Five of the other homoisoflavanones (3–7) exhibits identical substitution patterns in ring A. Ring B of (1–7) contains either no substituent or substituents varying in hydrophobicity, electronic properties or size. The susceptibility of C. albicans to compounds (1–7) was determined and is depicted in Fig. 4. The MIC50 values suggest the potency of the synthesized compounds, whilst the Emax values suggest their efficacies. A relatively

low potency, indicated by a higher MIC50 value, suggests that higher Adriamycin cost concentrations are needed to achieve 50% antifungal activity. Efficacy is indicative of the maximum response obtainable, with 100% suggesting that fungal growth is completely inhibited. The MIC50 and Emax values are summarized in Table 2. Compound 3 exhibited the highest potency and highest efficacy. The potency of this compound (IC50 = 25 μM) is considerably better than that of the control drug clotrimazole (IC50 = 42 μM), although the

compound could not reach 100% efficacy even at higher concentrations, suggesting fungistatic activity. Amongst compounds (4–7), compound 5 exhibited the highest efficacy, followed by compounds (6–7) with slightly lower efficacies and compound 4 with the lowest efficacy. Compound 4 also showed the lowest potency. The potencies of compounds 5 and 7 were approximately 2-fold lower than compound 6. Structural differences were investigated in order to explain the differences in efficacy and potency.
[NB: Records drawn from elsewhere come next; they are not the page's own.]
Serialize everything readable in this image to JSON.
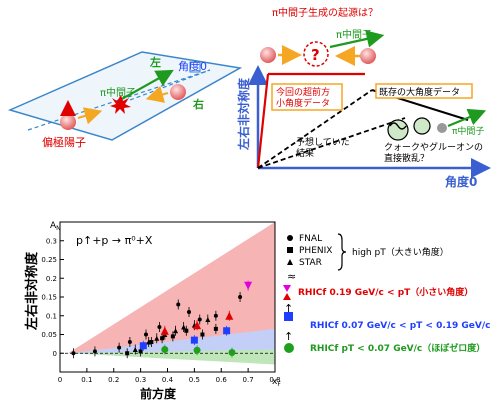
{
  "panel_a": {
    "angle_label": "角度0",
    "left_label": "左",
    "right_label": "右",
    "pion_label": "π中間子",
    "proton_label": "偏極陽子"
  },
  "panel_b": {
    "title_question": "π中間子生成の起源は？",
    "pion_top_label": "π中間子",
    "y_axis_label": "左右非対称度",
    "x_axis_label": "角度0",
    "box_forward_line1": "今回の超前方",
    "box_forward_line2": "小角度データ",
    "box_large_angle": "既存の大角度データ",
    "expected_line1": "予想していた",
    "expected_line2": "結果",
    "quark_line1": "クォークやグルーオンの",
    "quark_line2": "直接散乱？",
    "pion_bottom_label": "π中間子"
  },
  "panel_c": {
    "reaction": "p↑+p → π⁰+X",
    "y_axis_text": "左右非対称度",
    "x_axis_text": "前方度",
    "legend_fnal": "FNAL",
    "legend_phenix": "PHENIX",
    "legend_star": "STAR",
    "high_pt_label": "high pT（大きい角度）",
    "approx_sign": "≈",
    "arrow_up": "↑",
    "rhicf_high": "RHICf 0.19 GeV/c < pT（小さい角度）",
    "rhicf_mid": "RHICf 0.07 GeV/c < pT < 0.19 GeV/c",
    "rhicf_low": "RHICf pT < 0.07 GeV/c（ほぼゼロ度）"
  },
  "chart_data": {
    "type": "scatter",
    "title": "p↑+p → π⁰+X",
    "xlabel": "xF",
    "ylabel": "AN",
    "xlim": [
      0,
      0.8
    ],
    "ylim": [
      -0.05,
      0.35
    ],
    "xticks": [
      0,
      0.1,
      0.2,
      0.3,
      0.4,
      0.5,
      0.6,
      0.7,
      0.8
    ],
    "yticks": [
      0,
      0.05,
      0.1,
      0.15,
      0.2,
      0.25,
      0.3
    ],
    "series": [
      {
        "name": "FNAL",
        "marker": "circle",
        "color": "#000000",
        "points": [
          [
            0.05,
            0.0
          ],
          [
            0.13,
            0.005
          ],
          [
            0.22,
            0.015
          ],
          [
            0.26,
            0.03
          ],
          [
            0.32,
            0.05
          ],
          [
            0.37,
            0.07
          ],
          [
            0.44,
            0.13
          ],
          [
            0.48,
            0.11
          ],
          [
            0.52,
            0.09
          ],
          [
            0.58,
            0.1
          ],
          [
            0.67,
            0.15
          ]
        ]
      },
      {
        "name": "PHENIX",
        "marker": "square",
        "color": "#000000",
        "points": [
          [
            0.25,
            0.0
          ],
          [
            0.3,
            0.005
          ],
          [
            0.34,
            0.03
          ],
          [
            0.38,
            0.04
          ],
          [
            0.42,
            0.045
          ],
          [
            0.47,
            0.06
          ],
          [
            0.53,
            0.05
          ],
          [
            0.58,
            0.065
          ]
        ]
      },
      {
        "name": "STAR",
        "marker": "triangle",
        "color": "#000000",
        "points": [
          [
            0.28,
            0.01
          ],
          [
            0.33,
            0.03
          ],
          [
            0.36,
            0.04
          ],
          [
            0.39,
            0.05
          ],
          [
            0.43,
            0.06
          ],
          [
            0.46,
            0.07
          ],
          [
            0.5,
            0.075
          ],
          [
            0.55,
            0.09
          ]
        ]
      },
      {
        "name": "RHICf 0.19 GeV/c < pT",
        "marker": "triangle",
        "color": "#e00000",
        "points": [
          [
            0.39,
            0.06
          ],
          [
            0.51,
            0.075
          ],
          [
            0.63,
            0.1
          ]
        ]
      },
      {
        "name": "RHICf 0.19 GeV/c < pT (down)",
        "marker": "triangle-down",
        "color": "#e000e0",
        "points": [
          [
            0.7,
            0.18
          ]
        ]
      },
      {
        "name": "RHICf 0.07 GeV/c < pT < 0.19 GeV/c",
        "marker": "square",
        "color": "#1f3fff",
        "points": [
          [
            0.31,
            0.02
          ],
          [
            0.5,
            0.035
          ],
          [
            0.62,
            0.06
          ]
        ]
      },
      {
        "name": "RHICf pT < 0.07 GeV/c",
        "marker": "circle",
        "color": "#1ea01e",
        "points": [
          [
            0.39,
            0.01
          ],
          [
            0.51,
            0.008
          ],
          [
            0.64,
            0.002
          ]
        ]
      }
    ],
    "bands": [
      {
        "name": "high",
        "color": "#f6b4b4"
      },
      {
        "name": "mid",
        "color": "#c4cff8"
      },
      {
        "name": "low",
        "color": "#bfe6b9"
      }
    ]
  },
  "colors": {
    "red": "#e00000",
    "green": "#1e9a1e",
    "blue": "#1f3fff",
    "orange": "#f5a623",
    "magenta": "#e000e0",
    "axis_blue": "#3a5fd0",
    "plane_blue": "#3a86c9"
  }
}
Compounds see more (4–7) has identical substitution patterns in ring A namely 5,7-dimethoxy substitution. The B ring of 3 is unsubstituted but compounds (4–7) are substituted respectively next with hydroxy, methoxy, chloride and fluoride substituents in the 4′-position of the B ring. These results suggest that the size and hydrophobicity of the substituents may play a role in the activity. Both 1 and 4 contain a 4′-hydroxy group in ring B and respectively 7,8-dimethoxy or 5,7-dimethoxy substituents in ring A. Compound 1 exhibited higher potency and efficacy than 1. This

result suggests that the 7,8-dimethoxy substitution pattern leads to reduced activity in compounds substituted with a hydroxy group in ring A. The in vitro cytotoxicity of compounds (1–7) was investigated and the IC50 values are represented in Table 3. Assessment of cytotoxicity in mammalian cells is important in the development of new drugs to ensure selectivity between species. Even if the cytotoxicity profile of a compound is not favourable, it does not prohibit its future development. Many fungal infections are superficial and topical application of drugs may reduce systemic toxicity. Compounds 3, 6 and 7 were most toxic with IC50 values between 8 and 15 μM. Compounds 1 and 5 showed slight cytotoxicity and compound 2 was not cytotoxic at the concentrations tested. All these compounds were much less cytotoxic that the reference drug emetine (0.125 μM).